Therese Turner-Jones, IDB general manager in charge of six Caribbean countries, addressing a Gleaner Editors' Forum at the newspaper's North Street offices last week, was giving an update on the bank's current relationship with Jamaica.
"We've done studies in the Caribbean and in Jamaica, and firms in Jamaica are not particularly efficient. They are as inefficient as the Government. They are not innovating and they are not using research and development," Turner-Jones said.
"Innovation is a word you barely hear. People don't talk much about technology. You talk a lot about smartphones and computers, but no one is saying how technology is actually going to allow the country to leapfrog some of its challenges."
She stressed that workers in Jamaica do not operate at acceptable levels, and the Government is not doing all it can to optimise the opportunities within the creative industry for the island to grow its economy.
"We (IDB) would like to see Jamaican workers being the best they can be. That means coming out with the best results in school, using technology to the best so whatever is being produced in Jamaica is being produced at a high quality and with the best efficiency. We have embraced science, technology, engineering, and math. That is really where we ought to be focusing the education system because we know that the jobs of tomorrow are going to be in those sectors."

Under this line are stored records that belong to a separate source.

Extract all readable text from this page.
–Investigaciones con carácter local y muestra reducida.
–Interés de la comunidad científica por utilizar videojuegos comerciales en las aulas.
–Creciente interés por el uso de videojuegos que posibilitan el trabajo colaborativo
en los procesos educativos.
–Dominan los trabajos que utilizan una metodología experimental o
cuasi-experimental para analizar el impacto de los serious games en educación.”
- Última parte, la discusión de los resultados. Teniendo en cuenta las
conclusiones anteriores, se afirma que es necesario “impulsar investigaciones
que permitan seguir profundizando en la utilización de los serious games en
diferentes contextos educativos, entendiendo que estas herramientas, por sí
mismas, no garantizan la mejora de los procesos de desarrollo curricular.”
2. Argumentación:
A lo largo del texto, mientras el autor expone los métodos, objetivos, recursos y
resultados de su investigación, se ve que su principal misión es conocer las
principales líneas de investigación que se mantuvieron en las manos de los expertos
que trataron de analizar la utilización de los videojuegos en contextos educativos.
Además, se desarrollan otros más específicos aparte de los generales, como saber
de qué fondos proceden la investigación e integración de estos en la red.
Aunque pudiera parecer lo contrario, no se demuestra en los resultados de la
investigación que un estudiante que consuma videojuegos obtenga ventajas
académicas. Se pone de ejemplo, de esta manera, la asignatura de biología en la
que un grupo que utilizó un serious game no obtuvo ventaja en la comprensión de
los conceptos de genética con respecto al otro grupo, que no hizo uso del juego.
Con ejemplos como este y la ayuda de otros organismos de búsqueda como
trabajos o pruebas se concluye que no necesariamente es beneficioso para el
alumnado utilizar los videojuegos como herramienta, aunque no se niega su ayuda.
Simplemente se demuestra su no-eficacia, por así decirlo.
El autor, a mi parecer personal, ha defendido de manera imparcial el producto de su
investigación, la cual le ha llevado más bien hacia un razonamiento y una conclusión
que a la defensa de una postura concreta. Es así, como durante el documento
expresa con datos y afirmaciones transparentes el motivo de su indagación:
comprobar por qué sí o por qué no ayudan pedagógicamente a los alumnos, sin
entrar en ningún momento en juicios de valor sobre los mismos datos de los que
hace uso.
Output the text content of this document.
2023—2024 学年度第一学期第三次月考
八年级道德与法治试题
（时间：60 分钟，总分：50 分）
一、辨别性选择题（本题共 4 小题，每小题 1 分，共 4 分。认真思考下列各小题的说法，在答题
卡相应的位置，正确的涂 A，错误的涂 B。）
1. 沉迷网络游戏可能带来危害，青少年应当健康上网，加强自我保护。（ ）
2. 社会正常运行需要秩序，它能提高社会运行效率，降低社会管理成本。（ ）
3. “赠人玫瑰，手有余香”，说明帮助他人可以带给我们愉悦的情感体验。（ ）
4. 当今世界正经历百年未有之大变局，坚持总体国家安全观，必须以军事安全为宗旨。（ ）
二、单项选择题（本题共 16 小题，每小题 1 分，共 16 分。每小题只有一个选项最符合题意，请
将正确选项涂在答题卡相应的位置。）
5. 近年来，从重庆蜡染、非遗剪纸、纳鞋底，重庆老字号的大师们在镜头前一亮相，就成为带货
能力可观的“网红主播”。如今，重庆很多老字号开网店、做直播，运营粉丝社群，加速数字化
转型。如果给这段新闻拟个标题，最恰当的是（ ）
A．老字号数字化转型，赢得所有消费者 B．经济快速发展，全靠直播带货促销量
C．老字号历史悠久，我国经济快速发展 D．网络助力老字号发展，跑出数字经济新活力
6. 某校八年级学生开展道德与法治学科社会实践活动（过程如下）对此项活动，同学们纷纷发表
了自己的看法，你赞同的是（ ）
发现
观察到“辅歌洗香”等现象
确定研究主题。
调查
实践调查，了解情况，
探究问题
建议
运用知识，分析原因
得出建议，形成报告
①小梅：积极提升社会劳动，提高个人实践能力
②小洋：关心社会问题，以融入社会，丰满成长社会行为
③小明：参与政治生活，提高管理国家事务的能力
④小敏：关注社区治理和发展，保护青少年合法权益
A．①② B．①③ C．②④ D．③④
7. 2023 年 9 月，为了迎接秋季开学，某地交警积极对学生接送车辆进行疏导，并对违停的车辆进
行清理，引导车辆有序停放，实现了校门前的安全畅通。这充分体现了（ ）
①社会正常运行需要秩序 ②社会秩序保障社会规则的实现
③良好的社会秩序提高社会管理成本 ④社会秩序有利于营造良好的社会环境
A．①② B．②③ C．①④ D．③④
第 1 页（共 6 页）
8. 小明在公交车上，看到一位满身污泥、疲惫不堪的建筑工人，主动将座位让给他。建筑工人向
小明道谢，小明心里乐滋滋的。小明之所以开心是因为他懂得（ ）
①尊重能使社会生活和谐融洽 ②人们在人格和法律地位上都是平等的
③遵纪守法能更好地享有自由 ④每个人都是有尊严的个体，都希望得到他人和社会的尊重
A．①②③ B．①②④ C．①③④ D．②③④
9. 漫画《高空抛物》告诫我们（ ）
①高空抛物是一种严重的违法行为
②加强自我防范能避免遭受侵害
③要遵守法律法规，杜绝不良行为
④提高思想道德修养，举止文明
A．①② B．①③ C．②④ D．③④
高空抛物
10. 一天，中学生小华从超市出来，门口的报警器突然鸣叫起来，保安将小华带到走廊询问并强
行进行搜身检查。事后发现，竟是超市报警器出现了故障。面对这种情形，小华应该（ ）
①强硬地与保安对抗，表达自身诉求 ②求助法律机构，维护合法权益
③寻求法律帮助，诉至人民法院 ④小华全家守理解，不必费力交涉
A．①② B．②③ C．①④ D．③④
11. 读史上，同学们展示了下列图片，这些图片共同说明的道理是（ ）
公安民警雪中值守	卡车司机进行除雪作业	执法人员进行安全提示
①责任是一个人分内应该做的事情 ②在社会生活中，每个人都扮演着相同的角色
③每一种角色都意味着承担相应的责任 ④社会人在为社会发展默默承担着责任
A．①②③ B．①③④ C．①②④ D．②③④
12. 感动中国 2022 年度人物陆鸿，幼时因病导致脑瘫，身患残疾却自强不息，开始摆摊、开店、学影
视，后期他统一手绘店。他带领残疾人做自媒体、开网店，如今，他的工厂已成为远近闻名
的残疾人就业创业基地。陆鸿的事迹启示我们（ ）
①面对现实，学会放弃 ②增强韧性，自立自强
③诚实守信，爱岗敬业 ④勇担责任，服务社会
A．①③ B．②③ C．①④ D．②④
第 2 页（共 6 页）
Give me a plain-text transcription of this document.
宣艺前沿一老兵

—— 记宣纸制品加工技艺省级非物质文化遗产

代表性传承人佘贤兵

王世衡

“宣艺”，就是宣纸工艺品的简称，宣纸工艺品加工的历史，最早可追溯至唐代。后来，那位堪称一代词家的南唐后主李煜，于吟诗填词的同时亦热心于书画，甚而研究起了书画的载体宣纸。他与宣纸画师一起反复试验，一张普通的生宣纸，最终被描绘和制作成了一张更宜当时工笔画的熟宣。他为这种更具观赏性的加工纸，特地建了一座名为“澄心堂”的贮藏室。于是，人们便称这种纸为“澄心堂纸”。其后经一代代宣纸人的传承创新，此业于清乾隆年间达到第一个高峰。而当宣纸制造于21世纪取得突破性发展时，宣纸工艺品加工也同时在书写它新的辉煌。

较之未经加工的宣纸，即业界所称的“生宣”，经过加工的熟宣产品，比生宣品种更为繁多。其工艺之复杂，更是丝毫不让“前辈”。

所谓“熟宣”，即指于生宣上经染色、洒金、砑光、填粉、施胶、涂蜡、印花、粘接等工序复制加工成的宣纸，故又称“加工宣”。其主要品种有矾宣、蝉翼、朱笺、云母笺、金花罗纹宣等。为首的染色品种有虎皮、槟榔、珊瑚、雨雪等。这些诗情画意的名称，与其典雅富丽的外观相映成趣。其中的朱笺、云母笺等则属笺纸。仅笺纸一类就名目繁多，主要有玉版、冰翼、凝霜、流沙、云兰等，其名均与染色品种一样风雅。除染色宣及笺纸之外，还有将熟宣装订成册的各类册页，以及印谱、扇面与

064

She added: "[That is] not to say that we are not going to need lawyers, doctors, and teachers, and other things, but we need more development of the creative side. The creative industry is, in our region, underdeveloped. We have very clever, creative people in this region with lots of intellectual property, but it is not monetised. That is another area, intellectual property, that we haven't figured out how if I write a song and a poem, it is my song and my poem and somebody else shouldn't use it. I should be getting credit for it. Those are the kinds of issues that seem so low on the agenda but are very high in other countries that are emerging," she said.
Turner-Jones said that the vision that the IDB has for Jamaica is to create a vibrant economy where people are safe, productive, and happy.